Western leaders, particularly in Germany, bristled at what they saw as opportunistic selfishness among Eastern nations, who are eager to accept money and help from the West but are not always willing to share a burden.
“The current situation gives the impression that Europe is something people participate in when there is money, and where one disappears into the bushes when it is time to take on responsibility,” said Sigmar Gabriel, head of Germany’s center-left Social Democrats who serves as Chancellor Angela Merkel’s deputy.
Next week’s meeting in Brussels follows the failure of a rancorous meeting of interior ministers on Monday, which left unresolved the plan put forward last week by Mr. Juncker, the president of the European Council, to distribute 120,000 asylum-seekers around Europe.
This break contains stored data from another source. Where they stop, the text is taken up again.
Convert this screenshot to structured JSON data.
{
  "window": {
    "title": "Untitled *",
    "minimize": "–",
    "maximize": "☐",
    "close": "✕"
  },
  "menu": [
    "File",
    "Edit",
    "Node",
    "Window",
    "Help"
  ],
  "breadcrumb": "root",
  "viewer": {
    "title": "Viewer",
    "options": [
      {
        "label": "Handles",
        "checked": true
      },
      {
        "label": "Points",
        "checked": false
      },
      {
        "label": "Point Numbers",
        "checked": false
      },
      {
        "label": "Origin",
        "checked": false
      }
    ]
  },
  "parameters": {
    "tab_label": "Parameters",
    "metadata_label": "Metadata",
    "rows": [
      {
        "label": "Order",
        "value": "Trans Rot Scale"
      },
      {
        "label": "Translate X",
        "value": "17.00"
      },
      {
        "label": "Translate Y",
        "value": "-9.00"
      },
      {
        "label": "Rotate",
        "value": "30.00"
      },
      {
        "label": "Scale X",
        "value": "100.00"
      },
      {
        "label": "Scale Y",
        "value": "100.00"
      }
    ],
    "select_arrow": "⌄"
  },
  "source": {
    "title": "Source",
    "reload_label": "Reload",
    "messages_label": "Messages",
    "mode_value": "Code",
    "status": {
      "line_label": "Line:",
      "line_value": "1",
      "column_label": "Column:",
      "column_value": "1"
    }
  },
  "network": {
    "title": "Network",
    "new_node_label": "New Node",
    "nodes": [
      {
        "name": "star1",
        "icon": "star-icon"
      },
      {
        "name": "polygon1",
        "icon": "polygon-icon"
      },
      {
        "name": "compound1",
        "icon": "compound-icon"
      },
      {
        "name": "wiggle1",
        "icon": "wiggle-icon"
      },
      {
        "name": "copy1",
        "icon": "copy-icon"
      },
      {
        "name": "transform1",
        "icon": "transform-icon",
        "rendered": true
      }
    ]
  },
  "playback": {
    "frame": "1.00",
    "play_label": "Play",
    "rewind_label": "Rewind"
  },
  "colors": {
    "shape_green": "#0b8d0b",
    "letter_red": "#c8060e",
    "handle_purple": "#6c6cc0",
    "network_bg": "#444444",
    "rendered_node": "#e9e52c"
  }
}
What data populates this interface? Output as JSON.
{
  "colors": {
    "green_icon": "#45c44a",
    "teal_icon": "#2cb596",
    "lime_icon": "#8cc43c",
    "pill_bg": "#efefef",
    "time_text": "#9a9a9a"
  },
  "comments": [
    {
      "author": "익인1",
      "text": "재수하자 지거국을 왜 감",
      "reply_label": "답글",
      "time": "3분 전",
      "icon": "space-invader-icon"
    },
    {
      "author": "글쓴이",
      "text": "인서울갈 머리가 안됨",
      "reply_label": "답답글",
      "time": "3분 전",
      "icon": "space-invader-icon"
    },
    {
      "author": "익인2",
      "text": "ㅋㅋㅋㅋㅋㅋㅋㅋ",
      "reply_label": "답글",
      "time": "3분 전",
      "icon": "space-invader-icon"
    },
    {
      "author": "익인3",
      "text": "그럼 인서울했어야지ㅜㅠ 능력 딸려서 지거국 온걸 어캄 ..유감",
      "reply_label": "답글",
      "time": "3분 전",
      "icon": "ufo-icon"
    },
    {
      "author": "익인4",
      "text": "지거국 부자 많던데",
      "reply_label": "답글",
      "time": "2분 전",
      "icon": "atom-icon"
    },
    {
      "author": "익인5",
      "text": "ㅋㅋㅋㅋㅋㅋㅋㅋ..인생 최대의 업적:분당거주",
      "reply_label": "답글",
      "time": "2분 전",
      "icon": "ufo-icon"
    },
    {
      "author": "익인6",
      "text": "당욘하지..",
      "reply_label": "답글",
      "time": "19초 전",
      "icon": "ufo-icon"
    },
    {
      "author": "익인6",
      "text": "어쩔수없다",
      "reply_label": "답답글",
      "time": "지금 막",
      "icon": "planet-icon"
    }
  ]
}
Even as Hungary and Serbia continued to snipe over Wednesday’s violence, the sun set slowly Thursday evening over the now serene border crossing of Horgos, Serbia, site of the clash between migrants and the Hungarian police. More than 2,000 migrants had camped beside the closed crossing on Wednesday, but only about 200 were left by Thursday evening.
The rest had apparently given up the notion that Hungary would reopen the border and were trying their luck in Croatia, or elsewhere. But Issa Issa, from Asaka, Syria, said he had decided to wait it out in Horgos. He had tried calling friends who left for Croatia and Slovenia, but either they did not answer or told him that the Slovenian border was blocked.
“This is an important border crossing for Serbia and Hungary,” he said. “They won’t leave it closed for long. I’m ready to camp here for a month.”